Tokenizers
Single Token
The Single Token Tokenizer will return the entire input bytes as a single token.
Letter
The letter tokenizer is a tokenizer that simply identifies tokens as sequences of Unicode runes that are part of the Letter category.
Regular Expression
The Regular Expression Tokenizer will tokenize input using a configurable regular expression. The regular expression should match token text. See the Whitespace Tokenizer for an example of its usage.
Whitespace
The Whitespace Tokenizer is tokenizer which simply identifies tokens as sequences of Unicode runes that are NOT part of the Space category.
Unicode
The Unicode Tokenizer uses the segment library to perform Unicode Text Segmentation on word boundaries.
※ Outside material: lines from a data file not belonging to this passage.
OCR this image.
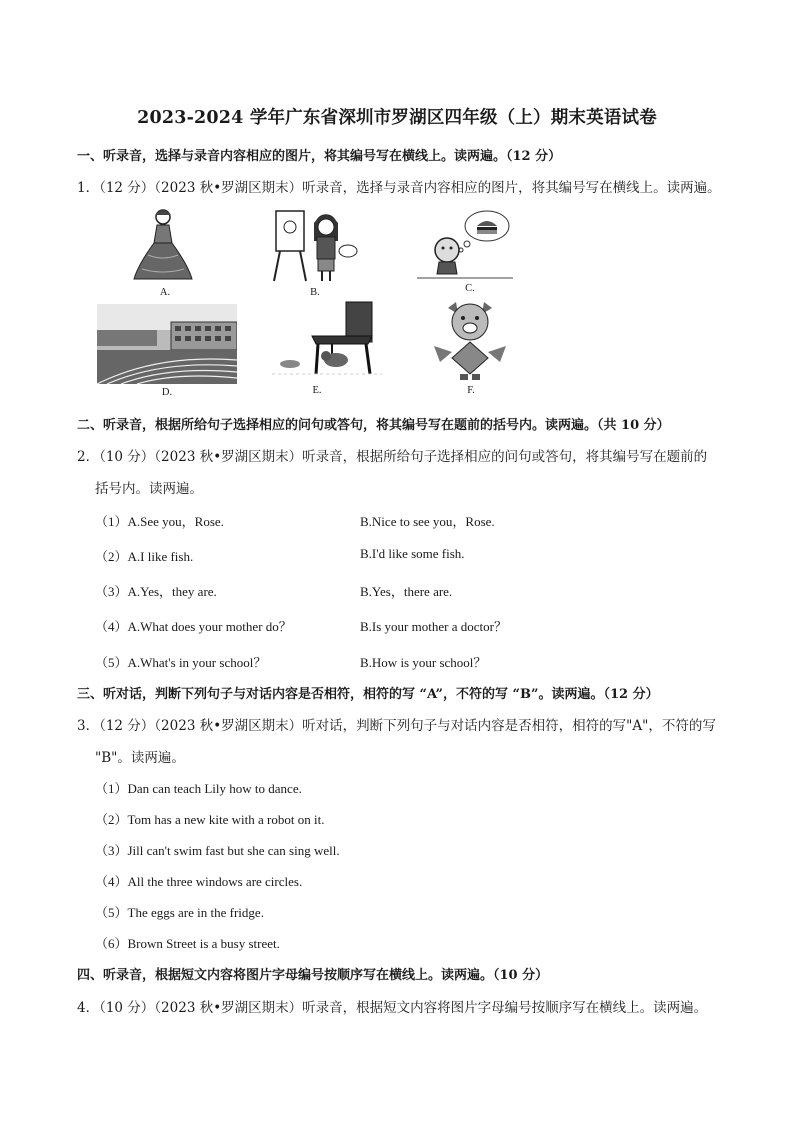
2023-2024 学年广东省深圳市罗湖区四年级（上）期末英语试卷
一、听录音，选择与录音内容相应的图片，将其编号写在横线上。读两遍。（12 分）
1．（12 分）（2023 秋•罗湖区期末）听录音，选择与录音内容相应的图片，将其编号写在横线上。读两遍。
A.	B.	C.
D.	E.	F.
二、听录音，根据所给句子选择相应的问句或答句，将其编号写在题前的括号内。读两遍。（共 10 分）
2．（10 分）（2023 秋•罗湖区期末）听录音，根据所给句子选择相应的问句或答句，将其编号写在题前的
括号内。读两遍。
（1）A.See you，Rose.	B.Nice to see you，Rose.
（2）A.I like fish.	B.I'd like some fish.
（3）A.Yes，they are.	B.Yes，there are.
（4）A.What does your mother do？	B.Is your mother a doctor？
（5）A.What's in your school？	B.How is your school？
三、听对话，判断下列句子与对话内容是否相符，相符的写 “A”，不符的写 “B”。读两遍。（12 分）
3．（12 分）（2023 秋•罗湖区期末）听对话，判断下列句子与对话内容是否相符，相符的写"A"，不符的写
"B"。读两遍。
（1）Dan can teach Lily how to dance.
（2）Tom has a new kite with a robot on it.
（3）Jill can't swim fast but she can sing well.
（4）All the three windows are circles.
（5）The eggs are in the fridge.
（6）Brown Street is a busy street.
四、听录音，根据短文内容将图片字母编号按顺序写在横线上。读两遍。（10 分）
4．（10 分）（2023 秋•罗湖区期末）听录音，根据短文内容将图片字母编号按顺序写在横线上。读两遍。
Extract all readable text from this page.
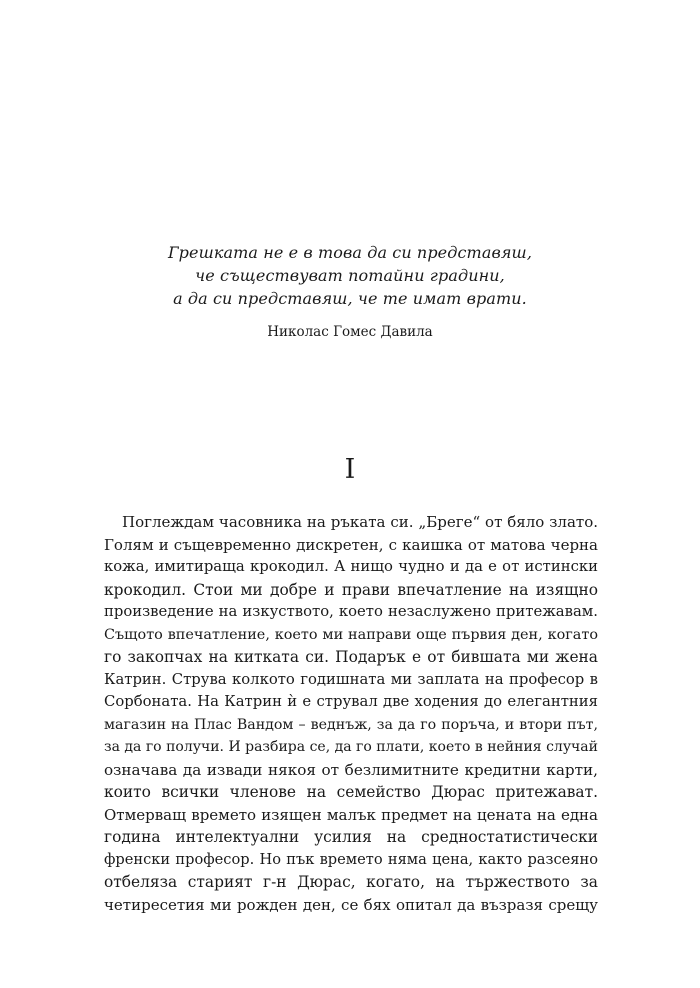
Грешката не е в това да си представяш,
че съществуват потайни градини,
а да си представяш, че те имат врати.
Николас Гомес Давила
I
Поглеждам часовника на ръката си. „Бреге“ от бяло злато.
Голям и същевременно дискретен, с каишка от матова черна
кожа, имитираща крокодил. А нищо чудно и да е от истински
крокодил. Стои ми добре и прави впечатление на изящно
произведение на изкуството, което незаслужено притежавам.
Същото впечатление, което ми направи още първия ден, когато
го закопчах на китката си. Подарък е от бившата ми жена
Катрин. Струва колкото годишната ми заплата на професор в
Сорбоната. На Катрин ѝ е струвал две ходения до елегантния
магазин на Плас Вандом – веднъж, за да го поръча, и втори път,
за да го получи. И разбира се, да го плати, което в нейния случай
означава да извади някоя от безлимитните кредитни карти,
които всички членове на семейство Дюрас притежават.
Отмерващ времето изящен малък предмет на цената на една
година интелектуални усилия на средностатистически
френски професор. Но пък времето няма цена, както разсеяно
отбеляза старият г-н Дюрас, когато, на тържеството за
четиресетия ми рожден ден, се бях опитал да възразя срещу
It is recommended over the ICU tokenizer for all languages not requiring dictionary-based tokenization that is supported by ICU.
ICU
The ICU tokenizer uses the ICU library to tokenize the input using Unicode Text Segmentation on word boundaries.
NOTE: This tokenizer requires bleve be built with the optional ICU package. See the page on Building.
Exception
The exception tokenizer allows you to define exceptions. Exceptions are sections of the input stream which match regular expressions. These sections are left intact as single tokens. Any input not matching these regular expressions is passed to the child tokenizer.